Лет десять я ничего не делал, жил в нищете, кое-как… И тогда я с грустью подумал: как это смешно — год жизни… А вот проходят годы и годы.
Почему думают, что смерть — это страшно? Потому что больше не будет радостей жизни, ее удовольствий? Нет, смерть страшна не этим, а наступающим безразличием к радостям жизни и наступающим интересом к ее болям, ее лишениям и разочарованиям. Разумным, правильным разочарованиям во всем… Так смерть отнимает дни у жизни. Как будто ей мало — долгая жадная смерть отнимает у маленькой щедрой жизни. И вдруг я решил написать пьесу.
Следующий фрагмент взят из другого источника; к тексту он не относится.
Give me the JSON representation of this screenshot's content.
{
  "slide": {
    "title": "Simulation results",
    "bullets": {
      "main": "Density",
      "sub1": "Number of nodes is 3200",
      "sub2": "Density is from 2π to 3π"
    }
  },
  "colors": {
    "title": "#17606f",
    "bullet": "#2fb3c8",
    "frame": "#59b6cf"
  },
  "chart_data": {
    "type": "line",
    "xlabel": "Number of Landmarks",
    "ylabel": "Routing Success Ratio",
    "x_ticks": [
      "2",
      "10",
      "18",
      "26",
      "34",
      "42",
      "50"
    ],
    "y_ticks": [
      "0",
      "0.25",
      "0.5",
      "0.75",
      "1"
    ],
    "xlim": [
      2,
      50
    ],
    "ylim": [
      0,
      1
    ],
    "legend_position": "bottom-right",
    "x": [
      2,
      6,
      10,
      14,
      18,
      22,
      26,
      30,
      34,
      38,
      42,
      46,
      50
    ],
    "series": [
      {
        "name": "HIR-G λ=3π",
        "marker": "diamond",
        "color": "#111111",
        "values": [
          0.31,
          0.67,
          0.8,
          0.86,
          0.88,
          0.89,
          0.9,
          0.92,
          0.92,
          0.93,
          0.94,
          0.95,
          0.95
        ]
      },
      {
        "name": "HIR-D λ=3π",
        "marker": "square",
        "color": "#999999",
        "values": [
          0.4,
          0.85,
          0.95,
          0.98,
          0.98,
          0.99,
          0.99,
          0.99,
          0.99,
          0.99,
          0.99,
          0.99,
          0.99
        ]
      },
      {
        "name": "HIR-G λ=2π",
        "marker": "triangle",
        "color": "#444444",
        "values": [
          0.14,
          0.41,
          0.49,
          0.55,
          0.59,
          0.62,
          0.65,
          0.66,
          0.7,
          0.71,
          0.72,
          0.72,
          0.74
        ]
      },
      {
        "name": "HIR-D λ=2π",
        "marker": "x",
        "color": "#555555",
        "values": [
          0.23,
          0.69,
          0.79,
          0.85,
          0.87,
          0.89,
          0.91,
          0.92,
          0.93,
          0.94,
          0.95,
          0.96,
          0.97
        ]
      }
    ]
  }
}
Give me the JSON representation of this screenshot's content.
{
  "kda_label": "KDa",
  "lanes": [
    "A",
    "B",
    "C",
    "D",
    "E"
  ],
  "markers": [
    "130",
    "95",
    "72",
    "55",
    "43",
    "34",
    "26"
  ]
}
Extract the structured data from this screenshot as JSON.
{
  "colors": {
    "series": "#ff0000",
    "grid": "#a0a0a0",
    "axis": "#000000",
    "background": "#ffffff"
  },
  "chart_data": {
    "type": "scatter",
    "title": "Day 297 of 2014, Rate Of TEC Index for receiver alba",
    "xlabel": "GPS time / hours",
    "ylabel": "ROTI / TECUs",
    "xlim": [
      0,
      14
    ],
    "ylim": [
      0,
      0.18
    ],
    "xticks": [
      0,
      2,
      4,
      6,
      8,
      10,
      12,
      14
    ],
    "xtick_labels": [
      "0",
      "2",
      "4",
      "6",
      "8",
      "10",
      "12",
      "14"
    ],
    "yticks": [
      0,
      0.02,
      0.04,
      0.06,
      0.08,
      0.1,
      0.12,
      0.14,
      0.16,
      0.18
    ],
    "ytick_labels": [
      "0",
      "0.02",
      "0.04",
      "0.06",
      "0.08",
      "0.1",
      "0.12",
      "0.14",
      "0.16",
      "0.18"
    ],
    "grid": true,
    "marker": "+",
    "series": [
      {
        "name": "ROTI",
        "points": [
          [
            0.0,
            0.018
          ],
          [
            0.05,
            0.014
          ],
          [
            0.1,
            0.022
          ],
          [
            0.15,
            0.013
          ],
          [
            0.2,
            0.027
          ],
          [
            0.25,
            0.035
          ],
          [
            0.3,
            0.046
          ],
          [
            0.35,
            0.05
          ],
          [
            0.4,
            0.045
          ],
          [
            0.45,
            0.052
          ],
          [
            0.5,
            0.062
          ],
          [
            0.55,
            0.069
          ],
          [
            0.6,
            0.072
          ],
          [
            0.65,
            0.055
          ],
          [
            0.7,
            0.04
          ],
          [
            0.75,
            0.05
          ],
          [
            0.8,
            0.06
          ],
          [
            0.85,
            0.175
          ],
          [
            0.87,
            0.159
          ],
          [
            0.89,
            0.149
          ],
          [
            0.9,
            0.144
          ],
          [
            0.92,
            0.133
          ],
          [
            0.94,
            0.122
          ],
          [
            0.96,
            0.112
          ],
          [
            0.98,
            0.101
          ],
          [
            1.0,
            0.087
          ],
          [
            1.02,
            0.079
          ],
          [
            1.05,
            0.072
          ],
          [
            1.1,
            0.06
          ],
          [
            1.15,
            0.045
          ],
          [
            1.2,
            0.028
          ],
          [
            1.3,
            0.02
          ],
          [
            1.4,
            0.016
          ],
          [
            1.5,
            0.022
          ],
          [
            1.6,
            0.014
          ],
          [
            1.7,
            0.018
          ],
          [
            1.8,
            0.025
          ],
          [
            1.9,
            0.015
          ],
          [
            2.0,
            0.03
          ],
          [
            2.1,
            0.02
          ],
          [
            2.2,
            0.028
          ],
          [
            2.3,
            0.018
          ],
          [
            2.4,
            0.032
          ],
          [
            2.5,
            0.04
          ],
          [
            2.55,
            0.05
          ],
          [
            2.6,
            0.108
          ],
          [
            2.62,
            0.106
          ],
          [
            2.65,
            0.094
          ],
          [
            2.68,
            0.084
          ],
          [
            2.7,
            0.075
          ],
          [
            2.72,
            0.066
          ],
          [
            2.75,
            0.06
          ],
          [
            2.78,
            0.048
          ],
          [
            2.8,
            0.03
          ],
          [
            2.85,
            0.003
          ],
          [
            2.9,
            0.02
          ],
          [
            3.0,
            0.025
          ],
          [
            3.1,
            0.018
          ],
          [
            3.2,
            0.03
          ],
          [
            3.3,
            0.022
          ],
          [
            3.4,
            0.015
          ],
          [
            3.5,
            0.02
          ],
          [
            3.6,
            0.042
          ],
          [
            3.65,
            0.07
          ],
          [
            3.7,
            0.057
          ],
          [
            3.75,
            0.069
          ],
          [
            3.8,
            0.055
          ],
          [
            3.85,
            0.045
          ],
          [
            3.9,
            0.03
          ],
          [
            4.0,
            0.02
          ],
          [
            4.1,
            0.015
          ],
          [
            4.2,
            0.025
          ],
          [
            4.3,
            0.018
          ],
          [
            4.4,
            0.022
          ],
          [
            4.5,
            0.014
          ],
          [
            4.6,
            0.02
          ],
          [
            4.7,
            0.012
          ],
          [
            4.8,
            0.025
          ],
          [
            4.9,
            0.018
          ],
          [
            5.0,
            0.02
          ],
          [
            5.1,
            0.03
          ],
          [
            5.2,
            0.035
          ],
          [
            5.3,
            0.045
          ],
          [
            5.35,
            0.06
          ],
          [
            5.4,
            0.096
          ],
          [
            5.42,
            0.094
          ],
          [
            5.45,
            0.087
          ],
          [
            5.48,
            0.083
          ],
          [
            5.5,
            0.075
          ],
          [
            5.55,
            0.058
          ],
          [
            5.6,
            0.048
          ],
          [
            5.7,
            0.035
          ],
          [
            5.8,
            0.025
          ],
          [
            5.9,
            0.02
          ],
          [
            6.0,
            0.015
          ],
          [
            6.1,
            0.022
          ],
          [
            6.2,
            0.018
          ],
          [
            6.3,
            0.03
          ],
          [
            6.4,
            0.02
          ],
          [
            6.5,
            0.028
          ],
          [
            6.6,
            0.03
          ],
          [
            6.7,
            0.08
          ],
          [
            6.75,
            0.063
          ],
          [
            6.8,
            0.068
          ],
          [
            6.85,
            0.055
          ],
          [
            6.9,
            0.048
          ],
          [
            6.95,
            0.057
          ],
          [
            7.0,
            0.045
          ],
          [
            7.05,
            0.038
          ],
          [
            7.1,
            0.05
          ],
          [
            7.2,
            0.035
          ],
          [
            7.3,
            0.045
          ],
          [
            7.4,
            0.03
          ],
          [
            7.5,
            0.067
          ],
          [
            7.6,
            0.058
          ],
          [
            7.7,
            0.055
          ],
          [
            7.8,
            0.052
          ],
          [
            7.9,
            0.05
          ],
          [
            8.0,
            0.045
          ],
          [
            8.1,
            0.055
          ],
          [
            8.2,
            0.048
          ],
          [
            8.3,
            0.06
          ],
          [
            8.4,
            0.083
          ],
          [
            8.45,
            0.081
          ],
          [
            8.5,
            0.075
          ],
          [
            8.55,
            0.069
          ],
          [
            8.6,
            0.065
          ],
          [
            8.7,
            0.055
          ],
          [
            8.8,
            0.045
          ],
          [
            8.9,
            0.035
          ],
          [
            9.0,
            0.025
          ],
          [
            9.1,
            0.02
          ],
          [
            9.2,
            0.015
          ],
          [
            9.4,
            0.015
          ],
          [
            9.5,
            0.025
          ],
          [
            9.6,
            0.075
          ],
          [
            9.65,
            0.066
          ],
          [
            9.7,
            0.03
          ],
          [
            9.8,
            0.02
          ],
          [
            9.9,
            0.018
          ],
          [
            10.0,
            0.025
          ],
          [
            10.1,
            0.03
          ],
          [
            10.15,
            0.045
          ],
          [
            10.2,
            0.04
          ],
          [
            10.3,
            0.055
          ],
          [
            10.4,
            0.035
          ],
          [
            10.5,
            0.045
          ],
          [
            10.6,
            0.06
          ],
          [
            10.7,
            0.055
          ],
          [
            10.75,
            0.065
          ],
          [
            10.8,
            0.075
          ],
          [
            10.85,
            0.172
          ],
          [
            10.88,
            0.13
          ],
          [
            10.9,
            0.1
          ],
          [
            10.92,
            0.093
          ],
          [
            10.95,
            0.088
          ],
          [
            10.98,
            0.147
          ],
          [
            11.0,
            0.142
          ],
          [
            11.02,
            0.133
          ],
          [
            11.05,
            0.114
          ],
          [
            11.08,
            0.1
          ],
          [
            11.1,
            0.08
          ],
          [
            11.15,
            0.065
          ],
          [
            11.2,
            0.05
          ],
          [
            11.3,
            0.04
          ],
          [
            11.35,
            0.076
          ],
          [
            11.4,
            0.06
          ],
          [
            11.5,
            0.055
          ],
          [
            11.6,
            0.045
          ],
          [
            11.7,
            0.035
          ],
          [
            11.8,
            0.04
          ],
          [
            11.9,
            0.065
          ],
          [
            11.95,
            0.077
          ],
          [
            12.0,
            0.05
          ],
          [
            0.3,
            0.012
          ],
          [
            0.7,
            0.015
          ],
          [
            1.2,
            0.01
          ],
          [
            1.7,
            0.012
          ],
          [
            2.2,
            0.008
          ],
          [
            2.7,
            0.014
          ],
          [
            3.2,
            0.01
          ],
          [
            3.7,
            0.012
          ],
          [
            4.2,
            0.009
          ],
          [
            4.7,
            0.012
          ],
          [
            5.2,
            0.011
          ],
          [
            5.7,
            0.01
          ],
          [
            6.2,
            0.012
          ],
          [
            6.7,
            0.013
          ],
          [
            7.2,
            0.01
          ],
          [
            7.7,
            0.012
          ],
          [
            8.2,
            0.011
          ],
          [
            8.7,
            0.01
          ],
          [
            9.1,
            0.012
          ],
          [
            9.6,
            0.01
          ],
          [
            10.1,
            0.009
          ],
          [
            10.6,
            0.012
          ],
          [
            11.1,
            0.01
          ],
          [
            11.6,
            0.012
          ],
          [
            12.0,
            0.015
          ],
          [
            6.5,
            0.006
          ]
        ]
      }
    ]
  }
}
Почему пьесу? Я даже не имел представления, как ее писать. Правда, театр очень любил благодаря брату. У человека сведущего спросил, сколько страниц должно быть в действии. Девятнадцать. Почему девятнадцать? А сколько действий? Столько-то. И я написал первую свою пьесу “Фабричная девчонка”. Сначала назвал ее “Ложь”. Про вранье сверху донизу и снизу доверху. Потом мне показалось название претенциозным, пьеса уродливой, многословной, но все же с сомнением дал ее читать приятелю-журналисту. А через какое-то время он говорит, что вся “Комсомолка” читает пьесу взахлеб. И потом эта пьеса вызвала бурю полемики, которой я был поражен. Говорили, что это злобный лай из подворотни, вопрошали — что у автора за душой.
Прошло некоторое время, и неожиданно Товстоногов присылает ко мне своего завлита Дину Шварц за новой пьесой, тогда я уже написал “Пять вечеров”, но мне за нее было так стыдно. Я категорически отказываюсь, пьеса-то не получилась, и ее давать Товстоногову — никогда! Спустя несколько дней она приходит вновь, такая несчастная, щека раздулась от флюса, вся перевязанная. И говорит: “Гога меня выгонит из театра, если я не принесу пьесу”. “Ну хорошо, возьми, только с позором для меня. Товстоногов прочитает, и мне будет стыдно”. Каково было мое удивление и смущение, когда я узнал, что Товстоногов начинает репетировать мою пьесу.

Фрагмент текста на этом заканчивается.